Ab April kann man wieder kostenlos einige wichtige Wiener Abfallanlagen bei Führungen besichtigen, zum Beispiel das Kompostwerk Lobau, die Deponie Rautenweg oder die Müllverbrennungsanlage Pfaffenau.
Viele Menschen interessieren sich dafür, wie Wien seinen Abfall verwaltet. Die Wiener Abfallwirtschaft gilt als Vorbild weltweit. Deshalb besuchen nicht nur Expert*innen aus verschiedenen Ländern die Anlagen, sondern auch viele Bürgerinnen und Bürger, die mehr darüber erfahren wollen, wie der Müll in ihrer Stadt behandelt wird.
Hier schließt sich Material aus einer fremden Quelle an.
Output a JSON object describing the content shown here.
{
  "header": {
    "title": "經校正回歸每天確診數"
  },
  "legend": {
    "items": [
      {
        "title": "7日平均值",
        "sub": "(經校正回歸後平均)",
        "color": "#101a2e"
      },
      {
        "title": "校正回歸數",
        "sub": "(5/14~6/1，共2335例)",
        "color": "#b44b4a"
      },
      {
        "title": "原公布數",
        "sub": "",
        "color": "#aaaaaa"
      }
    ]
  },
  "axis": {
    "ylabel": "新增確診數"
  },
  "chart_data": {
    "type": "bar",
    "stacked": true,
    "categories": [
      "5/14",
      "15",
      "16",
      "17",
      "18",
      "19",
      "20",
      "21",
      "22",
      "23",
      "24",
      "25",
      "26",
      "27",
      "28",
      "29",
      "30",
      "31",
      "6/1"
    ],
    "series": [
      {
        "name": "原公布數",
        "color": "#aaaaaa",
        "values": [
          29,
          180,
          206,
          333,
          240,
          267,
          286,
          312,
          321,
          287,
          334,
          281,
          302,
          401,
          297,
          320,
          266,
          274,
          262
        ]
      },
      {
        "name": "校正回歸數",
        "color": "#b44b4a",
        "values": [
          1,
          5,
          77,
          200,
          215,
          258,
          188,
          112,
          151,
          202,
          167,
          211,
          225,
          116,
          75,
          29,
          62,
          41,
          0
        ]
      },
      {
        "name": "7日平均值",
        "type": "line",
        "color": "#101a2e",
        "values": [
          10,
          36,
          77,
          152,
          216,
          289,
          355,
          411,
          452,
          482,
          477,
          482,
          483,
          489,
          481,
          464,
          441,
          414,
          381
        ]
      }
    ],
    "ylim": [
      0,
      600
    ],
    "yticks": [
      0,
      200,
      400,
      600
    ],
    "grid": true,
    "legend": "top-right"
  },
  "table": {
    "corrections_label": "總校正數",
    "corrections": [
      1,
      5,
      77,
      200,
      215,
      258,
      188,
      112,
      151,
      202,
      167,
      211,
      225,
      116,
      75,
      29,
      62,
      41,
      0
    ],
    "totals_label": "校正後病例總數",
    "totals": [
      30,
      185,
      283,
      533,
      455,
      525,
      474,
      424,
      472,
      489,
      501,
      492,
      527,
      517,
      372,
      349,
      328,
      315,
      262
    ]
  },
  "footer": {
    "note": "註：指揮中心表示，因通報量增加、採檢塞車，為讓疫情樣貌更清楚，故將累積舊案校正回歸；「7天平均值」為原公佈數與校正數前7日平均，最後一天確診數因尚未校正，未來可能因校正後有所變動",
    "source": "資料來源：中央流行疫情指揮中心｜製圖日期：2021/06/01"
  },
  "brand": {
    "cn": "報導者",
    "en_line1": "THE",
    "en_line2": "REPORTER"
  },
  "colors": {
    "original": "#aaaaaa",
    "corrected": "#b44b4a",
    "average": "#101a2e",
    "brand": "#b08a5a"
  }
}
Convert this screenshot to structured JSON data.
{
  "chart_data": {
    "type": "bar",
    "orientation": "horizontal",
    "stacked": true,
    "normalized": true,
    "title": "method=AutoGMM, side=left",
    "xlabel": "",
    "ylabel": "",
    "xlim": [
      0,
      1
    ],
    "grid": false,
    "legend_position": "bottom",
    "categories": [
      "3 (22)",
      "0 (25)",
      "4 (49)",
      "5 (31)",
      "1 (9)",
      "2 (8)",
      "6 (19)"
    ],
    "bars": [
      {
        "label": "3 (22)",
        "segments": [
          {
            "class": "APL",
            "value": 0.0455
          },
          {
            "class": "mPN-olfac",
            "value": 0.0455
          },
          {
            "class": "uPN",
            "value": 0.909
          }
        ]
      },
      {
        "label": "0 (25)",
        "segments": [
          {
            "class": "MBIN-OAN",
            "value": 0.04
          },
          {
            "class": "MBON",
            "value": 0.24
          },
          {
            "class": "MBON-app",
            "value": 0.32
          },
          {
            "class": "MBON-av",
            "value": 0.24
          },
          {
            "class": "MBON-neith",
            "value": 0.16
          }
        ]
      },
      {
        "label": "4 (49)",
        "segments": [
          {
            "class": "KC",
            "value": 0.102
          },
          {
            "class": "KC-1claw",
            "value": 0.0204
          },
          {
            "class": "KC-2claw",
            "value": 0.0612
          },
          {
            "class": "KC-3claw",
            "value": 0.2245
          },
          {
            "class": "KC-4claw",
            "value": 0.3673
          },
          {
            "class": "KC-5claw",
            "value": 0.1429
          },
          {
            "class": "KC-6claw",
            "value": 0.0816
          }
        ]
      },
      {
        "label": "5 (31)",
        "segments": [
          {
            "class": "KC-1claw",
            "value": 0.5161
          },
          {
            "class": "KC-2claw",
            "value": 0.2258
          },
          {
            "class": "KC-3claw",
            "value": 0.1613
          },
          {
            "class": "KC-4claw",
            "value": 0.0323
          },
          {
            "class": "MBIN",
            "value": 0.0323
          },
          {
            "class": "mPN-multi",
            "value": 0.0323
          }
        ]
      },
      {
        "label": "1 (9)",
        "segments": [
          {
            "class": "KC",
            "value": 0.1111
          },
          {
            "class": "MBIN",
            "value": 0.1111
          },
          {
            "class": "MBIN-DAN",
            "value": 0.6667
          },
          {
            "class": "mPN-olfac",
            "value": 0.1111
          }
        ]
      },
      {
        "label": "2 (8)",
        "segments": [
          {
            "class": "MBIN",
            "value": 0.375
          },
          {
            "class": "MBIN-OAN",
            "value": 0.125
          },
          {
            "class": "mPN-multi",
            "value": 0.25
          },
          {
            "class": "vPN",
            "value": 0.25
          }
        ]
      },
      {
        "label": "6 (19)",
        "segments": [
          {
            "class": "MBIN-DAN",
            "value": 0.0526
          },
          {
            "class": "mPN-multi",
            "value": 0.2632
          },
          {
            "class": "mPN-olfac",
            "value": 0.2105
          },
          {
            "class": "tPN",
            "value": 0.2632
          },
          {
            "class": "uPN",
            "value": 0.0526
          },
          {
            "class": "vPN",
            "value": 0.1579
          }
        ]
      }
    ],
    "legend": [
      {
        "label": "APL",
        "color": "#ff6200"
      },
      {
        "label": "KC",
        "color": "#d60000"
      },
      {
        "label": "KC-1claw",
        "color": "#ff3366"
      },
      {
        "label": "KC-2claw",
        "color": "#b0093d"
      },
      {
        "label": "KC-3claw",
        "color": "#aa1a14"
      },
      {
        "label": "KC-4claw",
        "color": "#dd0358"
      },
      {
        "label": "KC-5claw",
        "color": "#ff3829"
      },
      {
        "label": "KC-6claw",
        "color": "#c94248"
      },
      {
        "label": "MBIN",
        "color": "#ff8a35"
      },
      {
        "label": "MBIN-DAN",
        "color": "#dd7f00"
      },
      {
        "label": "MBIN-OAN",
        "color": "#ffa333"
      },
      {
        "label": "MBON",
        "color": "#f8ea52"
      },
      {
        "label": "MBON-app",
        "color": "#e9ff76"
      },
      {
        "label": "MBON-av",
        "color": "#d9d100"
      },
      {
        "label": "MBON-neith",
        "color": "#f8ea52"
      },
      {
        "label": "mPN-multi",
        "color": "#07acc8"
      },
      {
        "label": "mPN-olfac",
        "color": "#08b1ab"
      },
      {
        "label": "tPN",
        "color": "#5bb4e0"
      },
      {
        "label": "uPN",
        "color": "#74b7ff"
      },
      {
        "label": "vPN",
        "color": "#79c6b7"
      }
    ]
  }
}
Der Klimastadtrat Jürgen Czernohorszky erklärt dazu: „Wien hat eine gut funktionierende Abfallwirtschaft. Sauberkeit und ein gutes Abfallmanagement sind wichtige Grundlagen für die hohe Lebensqualität in unserer Stadt.“ Er betont außerdem: „Es ist spannend und interessant, einen Blick hinter die Kulissen zu werfen und dabei Neues zu entdecken!“
Was kann man bei den Führungen sehen?
Ab April kann man bei den Führungen verschiedene Orte besuchen. Auf der Deponie Rautenweg, die begrünt ist und gut in die Natur eingebunden wird, erfährt man, wie Wien den Müll umweltgerecht entsorgt. Im Kompostwerk Lobau, das als Europas größtes gilt, bekommt man gezeigt, wie aus Bioabfällen aus den Wiener Biotonnen wertvoller Kompost hergestellt wird. Auch die Müllverbrennungsanlage Pfaffenau kann man besichtigen: Hier sieht man den großen Müllbunker und erfährt, wie die Anlage die entstehenden Rauchgase reinigt, damit weniger Schadstoffe in die Luft gelangen.
Kostenlose Führungen von April bis Oktober
Die Führungen starten dieses Jahr am 10. April. Zwischen April und Oktober gibt es die Möglichkeit, die Anlagen kostenlos zu besuchen. Die Gruppen sind für 5 bis 25 Personen ausgelegt. Wer Interesse hat, kann sich online über Termine, Anmeldungen und weitere Details informieren unter wien.gv.at/umwelt/ma48/beratung/besichtigungen-aba.html.